I would expect that Kerry would probably prefer people like that. And even if he didn't, because he'd have to work with Republicans -- whether or not there's a Republican majority in the Senate, there would be a very influential and somewhat angry Republican Party to contend with -- he'd probably be forced to appoint moderates. So that's what we'd have, and we'd have probably a more modest shift under Kerry toward the center.

And that leads to a larger point about Roosevelt's speech and your book. In arguing for government-guaranteed rights to a job, to education, to healthcare -- even to recreation -- both the speech and the book espouse a brand of liberalism that isn't particularly fashionable today. Even if Kerry wins in November, and even if he gets to appoint a few Supreme Court justices, it still seems unlikely that we'll see a major push toward these rights.

That's right. The candidate who was speaking most in Roosevelt's terms in the election was John Edwards. He often sounded like Roosevelt when he talked about there being "two Americas" and 43 million people who lack healthcare. Roosevelt said, you know, "I see one-third of the nation ill-clothed, ill-nourished and ill-housed," and this is unacceptable.

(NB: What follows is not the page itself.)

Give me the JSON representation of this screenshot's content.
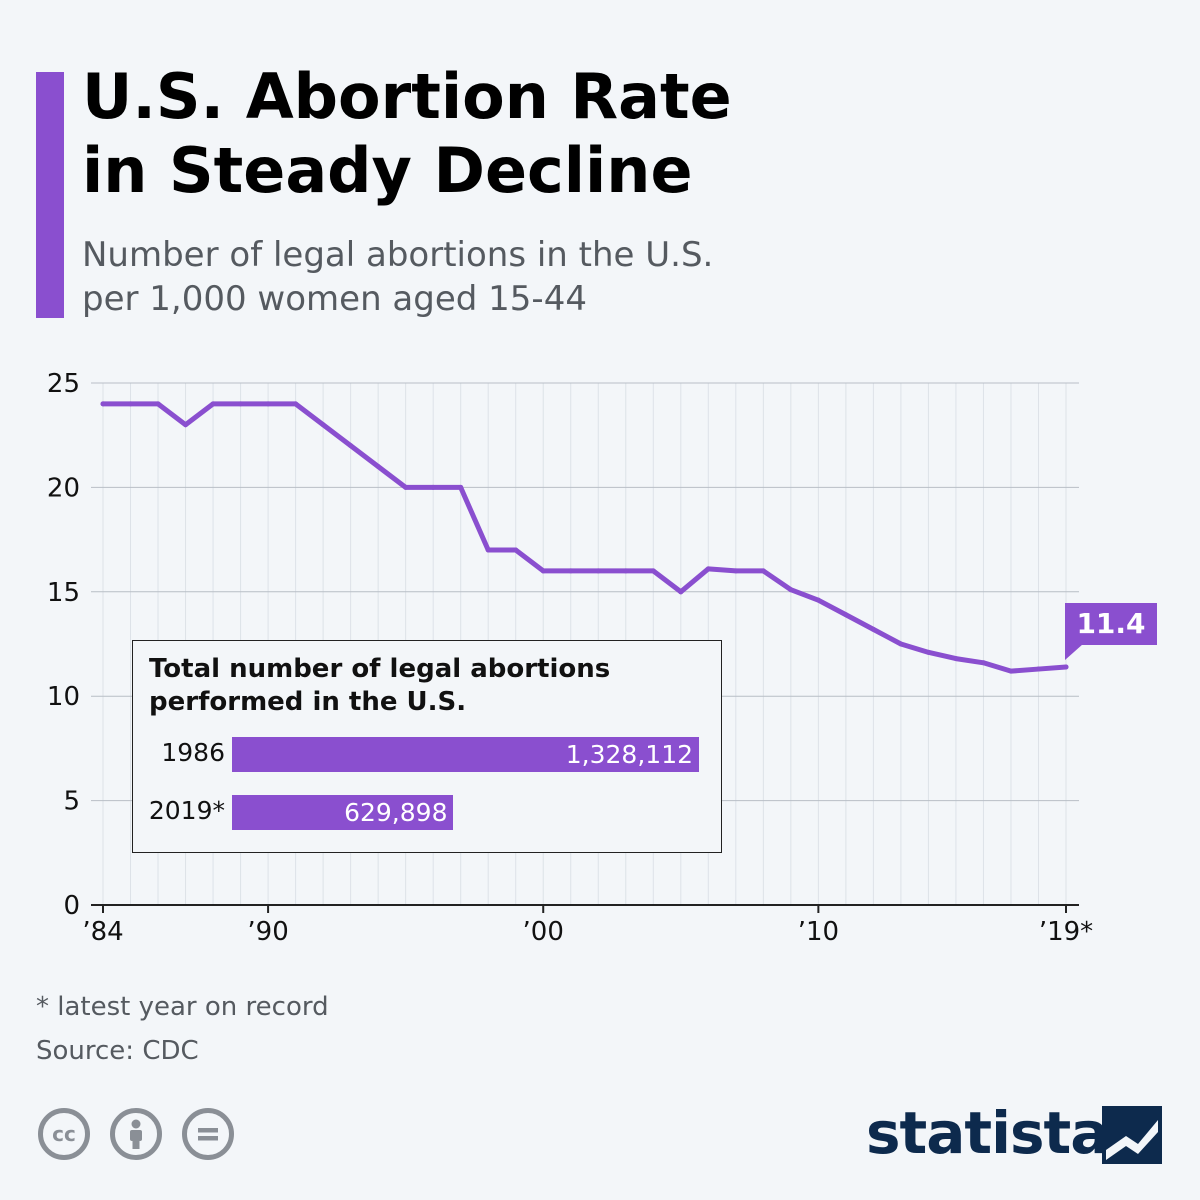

But Edwards didn't win the Democratic nomination. As compelling as his stump speeches were, there just doesn't seem to be much of a market for this kind of cooking.

It needn't be a form of left-wing liberalism. Roosevelt himself was famously against the more radical elements of his party, and the idea that we want to provide a decent opportunity for every citizen of America, and minimal security for people for whom opportunities aren't enough -- that oughtn't be a form of radical thinking. Even very conservative people claim to be committed to equal opportunity, and equal opportunity is a much more demanding idea than what Roosevelt wanted, which was just minimal opportunity.

In the end, what Roosevelt wanted was for these rights to become what you call "constitutive commitments" -- rights that are widely accepted in American society and cannot be eliminated without a "fundamental change in social understanding." If that was the goal for the Second Bill of Rights, how well are we doing?

Well, I guess I'd say that we're much more committed to it in principle than we are in practice, and we're less committed to it in principle than we ought to be. The leader of the "Greatest Generation" had an idea which the country hasn't lived up to.


By Tim Grieve

Tim Grieve is a senior writer and the author of Salon's War Room blog.